10) What is the contribution of protein energy malnutrition to her severe hypoalbuminemia? What is the utility of tools such as SGA subjective global assessment in the evaluation of malnutrition in CRF patients?
Subjective Global Assessment (SGA) is a tool that uses 5 components of a medical history (weight change, dietary intake, gastrointestinal symptoms, functional capacity, disease and its relation to nutritional requirements) and 3 components of a brief physical examination (signs of fat and muscle wasting, nutrition-associated alternations in fluid balance) to assess nutritional status
A cross sectional study was conducted at SRN Hospital, Allahabad, Uttar Pradesh, India on patients attending Nephrology Unit from July 2014 to May 2015.
P - The nutritional status of 100 patients was evaluated using dietary recall, anthropometry, biochemical parameter and subjective global assessment. There were 67 males and 23 females.
I- Subjective global assessment was done using 7 variables derived from medical history and physical examination. Each variable was scored from 1-5 depending on the severity.
Out of 100 patients 29% were mildly malnourished, 64% were moderately malnourished and 7% were severely malnourished. The age, triceps thickness, serum urea and cholesterol were correlated with the malnutrition score
The subjective global assessment can be used reliably to assess the malnutrition in the patients of chronic kidney disease and hence useful in prognostication of disease and is a convenient bedside tool.

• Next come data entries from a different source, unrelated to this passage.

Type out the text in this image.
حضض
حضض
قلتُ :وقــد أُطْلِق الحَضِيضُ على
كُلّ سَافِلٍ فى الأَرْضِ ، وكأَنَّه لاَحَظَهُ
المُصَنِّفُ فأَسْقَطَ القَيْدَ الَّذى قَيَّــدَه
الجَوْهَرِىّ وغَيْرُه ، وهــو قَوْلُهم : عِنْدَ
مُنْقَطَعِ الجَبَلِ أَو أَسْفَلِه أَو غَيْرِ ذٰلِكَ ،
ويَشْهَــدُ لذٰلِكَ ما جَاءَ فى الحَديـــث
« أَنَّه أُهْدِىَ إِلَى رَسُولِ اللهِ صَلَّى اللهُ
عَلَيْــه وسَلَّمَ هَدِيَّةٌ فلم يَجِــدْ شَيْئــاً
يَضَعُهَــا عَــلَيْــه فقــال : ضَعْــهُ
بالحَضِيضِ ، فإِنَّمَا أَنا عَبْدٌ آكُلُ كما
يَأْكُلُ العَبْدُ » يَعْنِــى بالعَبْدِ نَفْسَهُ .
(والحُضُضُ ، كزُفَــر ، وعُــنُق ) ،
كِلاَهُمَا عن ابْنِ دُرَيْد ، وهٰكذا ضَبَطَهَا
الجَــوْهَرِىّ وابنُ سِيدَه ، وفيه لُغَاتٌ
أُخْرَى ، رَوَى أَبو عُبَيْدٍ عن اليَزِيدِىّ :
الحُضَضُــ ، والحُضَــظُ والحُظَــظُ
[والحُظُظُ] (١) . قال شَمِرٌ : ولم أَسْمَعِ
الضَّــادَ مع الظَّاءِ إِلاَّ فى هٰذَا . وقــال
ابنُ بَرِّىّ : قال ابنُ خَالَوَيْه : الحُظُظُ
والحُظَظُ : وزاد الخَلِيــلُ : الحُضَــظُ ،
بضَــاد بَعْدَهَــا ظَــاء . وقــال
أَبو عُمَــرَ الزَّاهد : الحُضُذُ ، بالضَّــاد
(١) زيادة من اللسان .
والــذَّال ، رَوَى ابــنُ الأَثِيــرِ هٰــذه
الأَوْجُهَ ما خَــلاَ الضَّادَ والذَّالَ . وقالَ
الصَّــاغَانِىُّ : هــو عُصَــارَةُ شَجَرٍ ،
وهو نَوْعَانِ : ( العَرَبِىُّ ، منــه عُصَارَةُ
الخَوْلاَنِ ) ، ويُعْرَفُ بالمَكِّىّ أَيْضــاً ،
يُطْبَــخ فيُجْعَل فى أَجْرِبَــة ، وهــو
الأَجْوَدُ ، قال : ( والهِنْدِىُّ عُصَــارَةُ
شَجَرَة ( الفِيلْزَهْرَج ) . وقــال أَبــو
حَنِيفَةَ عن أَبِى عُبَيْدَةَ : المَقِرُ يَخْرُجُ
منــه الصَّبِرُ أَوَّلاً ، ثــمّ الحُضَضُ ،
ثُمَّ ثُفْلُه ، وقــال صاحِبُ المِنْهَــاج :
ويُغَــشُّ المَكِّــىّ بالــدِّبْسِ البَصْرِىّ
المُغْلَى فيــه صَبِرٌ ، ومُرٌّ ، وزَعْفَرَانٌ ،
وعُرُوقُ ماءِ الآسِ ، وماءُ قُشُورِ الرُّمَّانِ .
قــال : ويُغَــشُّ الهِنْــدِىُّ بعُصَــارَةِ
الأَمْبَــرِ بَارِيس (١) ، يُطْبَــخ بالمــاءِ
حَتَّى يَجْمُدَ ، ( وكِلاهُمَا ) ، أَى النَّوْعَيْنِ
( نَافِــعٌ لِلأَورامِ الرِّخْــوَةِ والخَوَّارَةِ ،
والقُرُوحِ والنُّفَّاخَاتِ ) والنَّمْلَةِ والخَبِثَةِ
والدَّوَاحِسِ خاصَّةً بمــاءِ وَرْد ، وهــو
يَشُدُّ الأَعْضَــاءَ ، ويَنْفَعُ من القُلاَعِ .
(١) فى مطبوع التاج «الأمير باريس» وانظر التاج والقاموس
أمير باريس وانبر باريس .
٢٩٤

https://www.ijmedicine.com/index.php/ijam/article/view/269
2) The second patient differs from the first as the second patient does have urine output but reduced and is also complaining of dribbling of urine
Probably Prerenal AKI with Bun : creatinine ratio >20:1 and he could be having an underlying ckd due to his long standing Hypertension and diabetes with alcoholism.
He has responded well to diuretics and fluid therapy
His usg abdomen findings show increased echogenicity of the kidneys, the kidneys size haven't reduced.